O bloqueio das contas da secretaria de estado da saúde foi determinada por descumprimento desta ordem judicial e hoje uma nova ordem judicial foi solicitada

(sindromededown.info)

O deputado estadual
Marcelo Ramos (PSB) informou durante a Sessão Plenária desta terça-feira (02),
na Assembleia Legislativa do Amazonas (ALEAM), que protocolou um Projeto de Lei
que proíbe a cobrança de taxas extras pelas escolas particulares para a
matrícula de crianças com Síndrome de Down, Autismo e Déficit de Atenção, em
todo o Estado.
Segundo o parlamentar, denúncias sobre a cobrança de taxas foram
relatadas durante Sessão Especial realizada na ALEAM na semana passada. Além
das taxas, outra denúncia, de acordo com o parlamentar, é a recusa de escolas
particulares e públicas de receberem estas crianças.
“O projeto de lei foi protocolado hoje
(terça-feira, 2) e eu espero que tramite com a devida celeridade nesta Casa.
E
é a forma de simbolizar neste dia uma ação concreta relacionada à
sensibilização para esta doença”, declarou.
Marcelo Ramos pediu à
Comissão de Saúde da Assembleia que acompanhe o caso do menino Izaquiel
Fernandes, vítima de paralisia cerebral, e cuja família conseguiu, por meio de
uma ordem judicial, que a Secretaria Estadual de Saúde pague o tratamento da
doença, o que, de acordo com o deputado, não vem sendo cumprido.
“O secretário
preferiu pagar a multa que era maior que o valor do tratamento. Por ordem do
governador, o secretário deveria pagar o tratamento, mas não pagou; fez um
depósito parcial e até hoje não pagou a dívida e a cada dia que passa, a
criança perde os efeitos da primeira
etapa do tratamento, já que são seis
etapas.
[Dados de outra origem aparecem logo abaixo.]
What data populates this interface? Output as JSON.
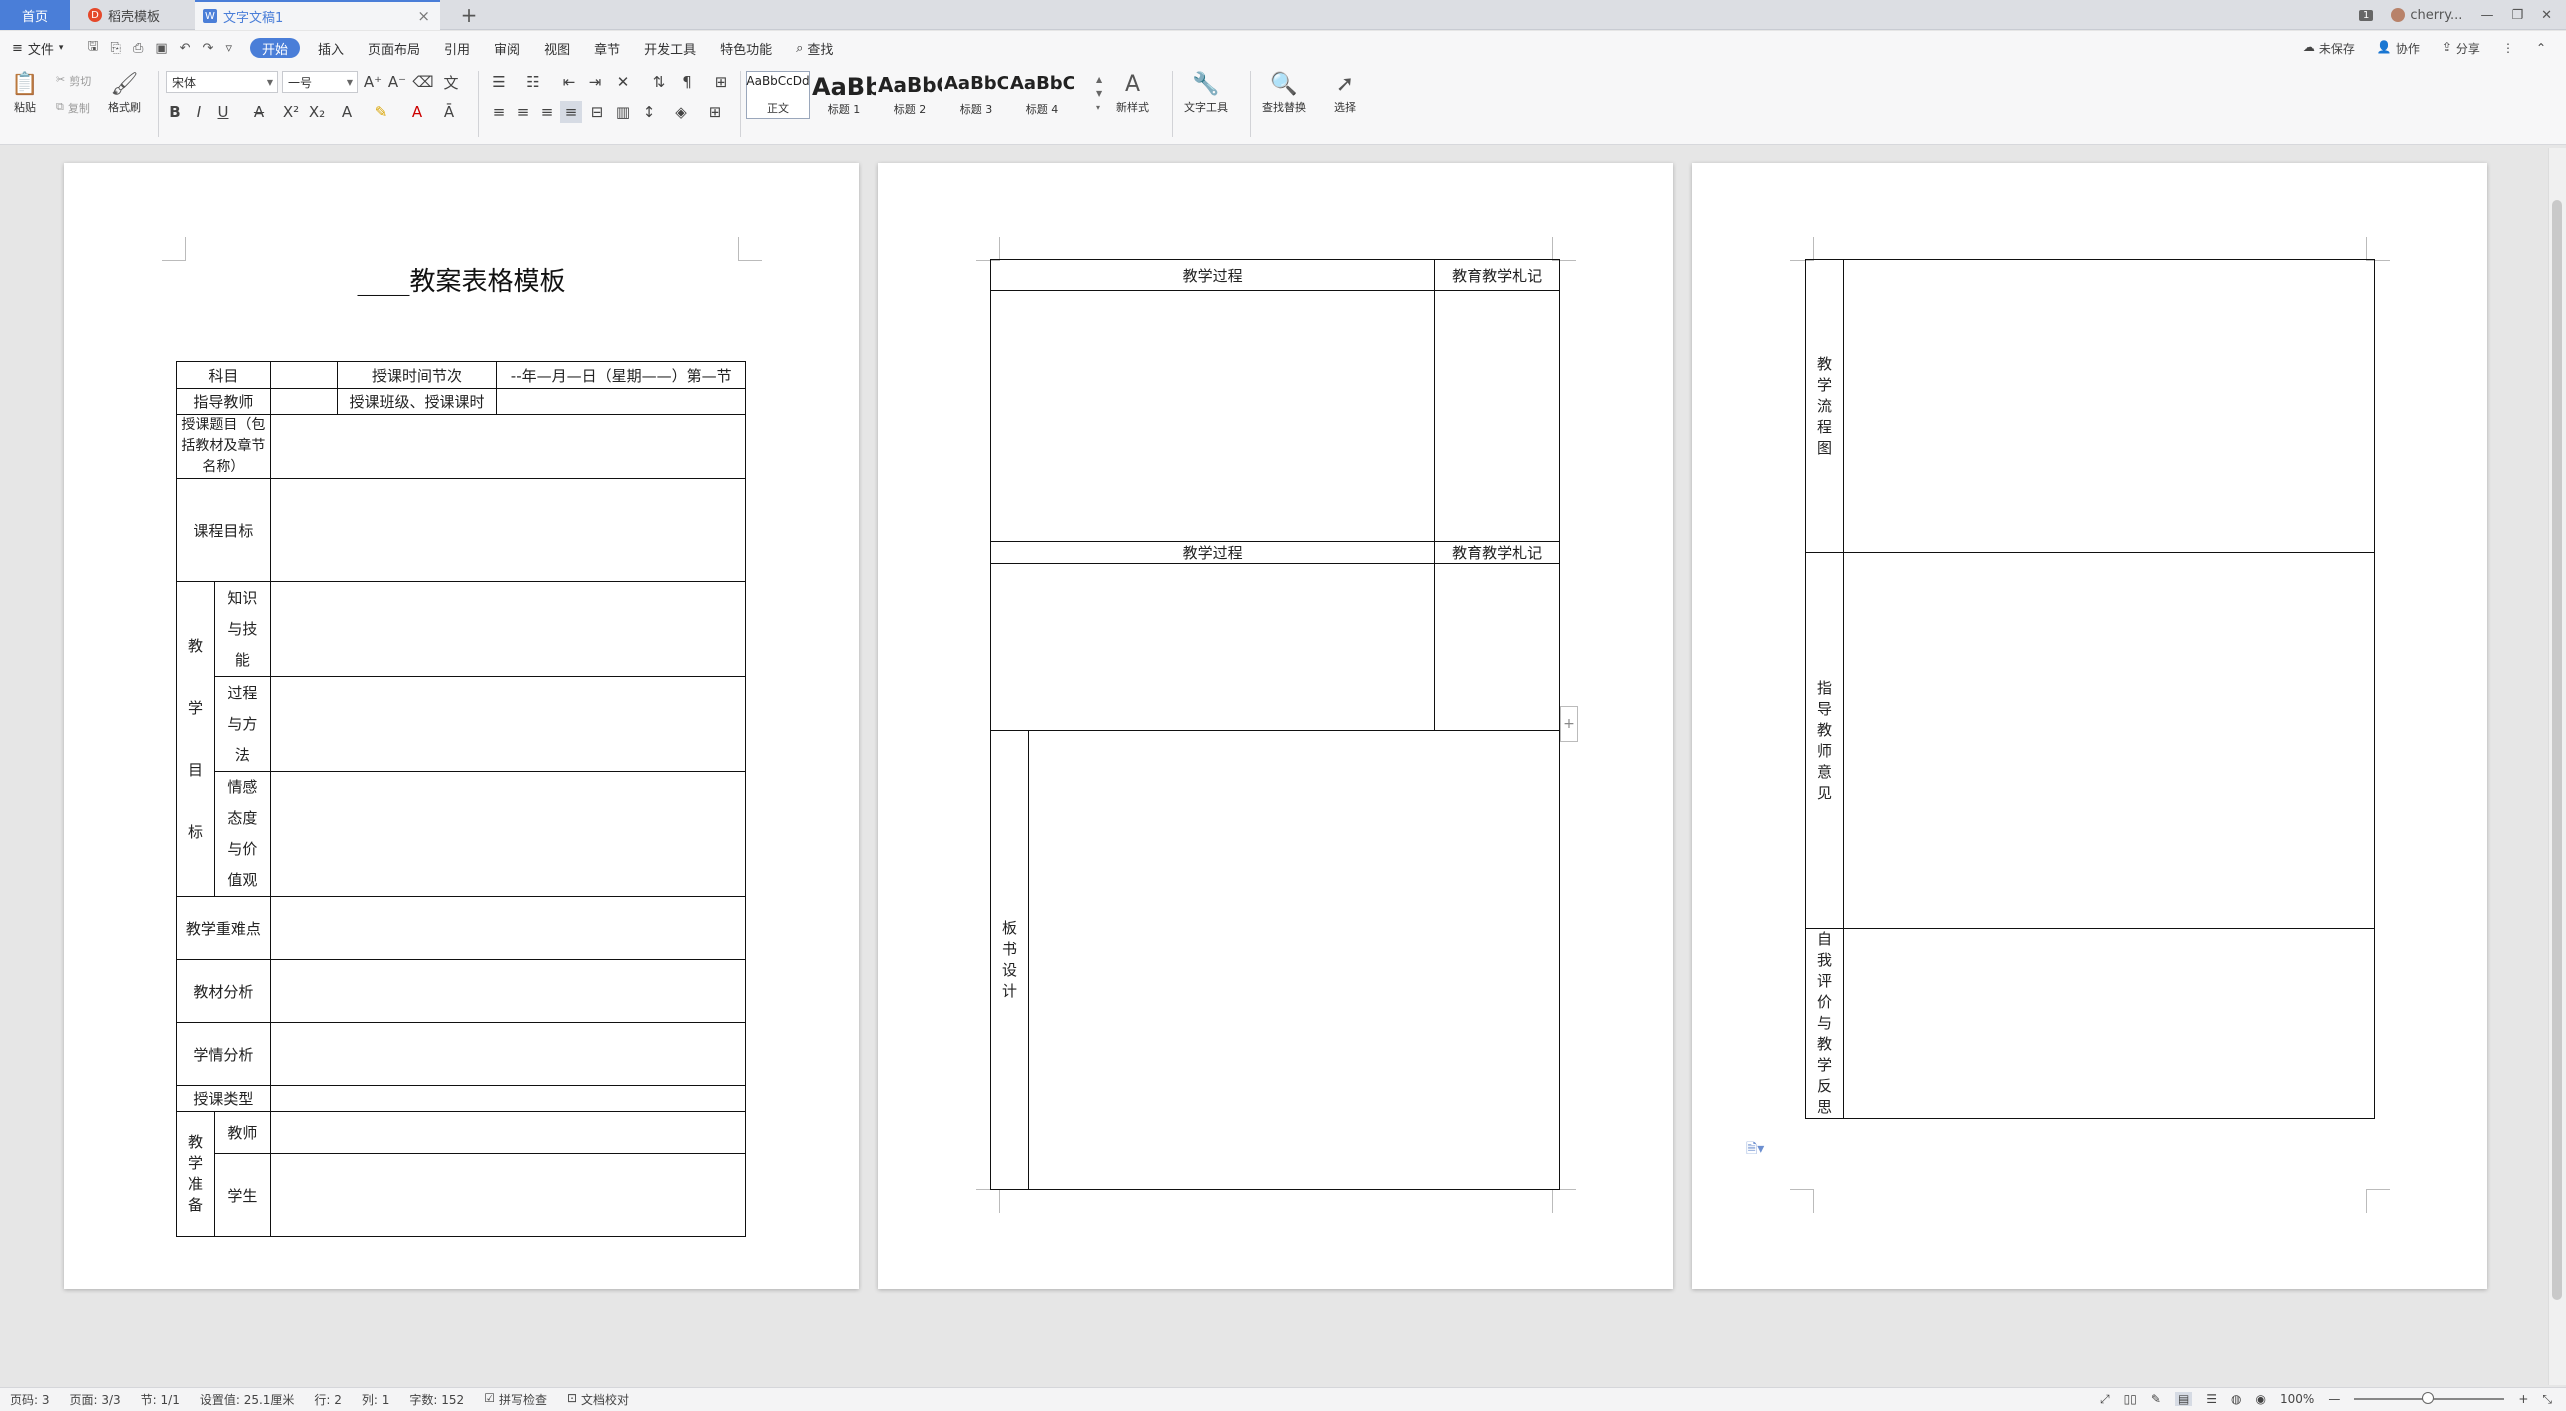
{
  "tabs": {
    "home": "首页",
    "daoke": "稻壳模板",
    "doc": "文字文稿1",
    "close": "×",
    "add": "+"
  },
  "window": {
    "badge": "1",
    "user": "cherry..."
  },
  "menu": {
    "file": "文件",
    "items": [
      "开始",
      "插入",
      "页面布局",
      "引用",
      "审阅",
      "视图",
      "章节",
      "开发工具",
      "特色功能"
    ],
    "search": "查找",
    "unsaved": "未保存",
    "collab": "协作",
    "share": "分享"
  },
  "ribbon": {
    "paste": "粘贴",
    "cut": "剪切",
    "copy": "复制",
    "format_painter": "格式刷",
    "font_name": "宋体",
    "font_size": "一号",
    "styles": [
      {
        "preview": "AaBbCcDd",
        "label": "正文"
      },
      {
        "preview": "AaBb",
        "label": "标题 1"
      },
      {
        "preview": "AaBbC",
        "label": "标题 2"
      },
      {
        "preview": "AaBbC",
        "label": "标题 3"
      },
      {
        "preview": "AaBbC",
        "label": "标题 4"
      }
    ],
    "new_style": "新样式",
    "text_tools": "文字工具",
    "find_replace": "查找替换",
    "select": "选择"
  },
  "page1": {
    "title": "____教案表格模板",
    "rows": {
      "subject": "科目",
      "time_label": "授课时间节次",
      "time_value": "--年—月—日（星期——）第—节",
      "teacher": "指导教师",
      "class_label": "授课班级、授课课时",
      "topic": "授课题目（包括教材及章节名称）",
      "goal": "课程目标",
      "teach_goal_chars": [
        "教",
        "学",
        "目",
        "标"
      ],
      "knowledge": [
        "知识",
        "与技",
        "能"
      ],
      "process": [
        "过程",
        "与方",
        "法"
      ],
      "emotion": [
        "情感",
        "态度",
        "与价",
        "值观"
      ],
      "key_points": "教学重难点",
      "material": "教材分析",
      "learner": "学情分析",
      "lesson_type": "授课类型",
      "prep_chars": [
        "教",
        "学",
        "准",
        "备"
      ],
      "teacher_prep": "教师",
      "student_prep": "学生"
    }
  },
  "page2": {
    "process": "教学过程",
    "notes": "教育教学札记",
    "board": [
      "板",
      "书",
      "设",
      "计"
    ]
  },
  "page3": {
    "flow": [
      "教",
      "学",
      "流",
      "程",
      "图"
    ],
    "opinion": [
      "指",
      "导",
      "教",
      "师",
      "意",
      "见"
    ],
    "reflection": [
      "自",
      "我",
      "评",
      "价",
      "与",
      "教",
      "学",
      "反",
      "思"
    ]
  },
  "status": {
    "page_num": "页码: 3",
    "pages": "页面: 3/3",
    "section": "节: 1/1",
    "setting": "设置值: 25.1厘米",
    "row": "行: 2",
    "col": "列: 1",
    "words": "字数: 152",
    "spell": "拼写检查",
    "proof": "文档校对",
    "zoom": "100%"
  }
}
Portanto quero renovar o apelo ao governador e ao secretário de saúde.
O bloqueio das
contas da secretaria de estado da saúde
foi determinada por descumprimento desta
ordem judicial e hoje uma nova ordem judicial foi solicitada”, contou.
O parlamentar
denunciou ainda e pediu atenção da Casa para a demora na realização das
cirurgias para correção de lábio leporino, que deveriam ser feitas pelo
“Centrinho”, localizado dentro da estrutura da Fundação Centro de Controle de
Oncologia do Estado do Amazonas (FCecon). Segundo o deputado, o tempo de espera
para a cirurgia atualmente chega a quatro anos.
“O Centrinho é fruto
de um convênio do governo do Estado com a LACC no valor de R$ 984 mil reais,
por semestre, e desde junho 2012 o Centrinho não faz cirurgia porque não tem
médico, material e a direção do FCecon ainda determinou que só pode ter
cirurgia de lábio leporino no sábado à noite.
Uma criança com lábio leporino
tem que fazer a cirurgia com até 3 meses de idade para não ficar com seqüelas e
ou até 1 ano de idade, se o problema for no céu da boca. Uma cirurgia no
Centrinho está demorando de 3 a 4 anos e ainda é desmarcada”, denunciou.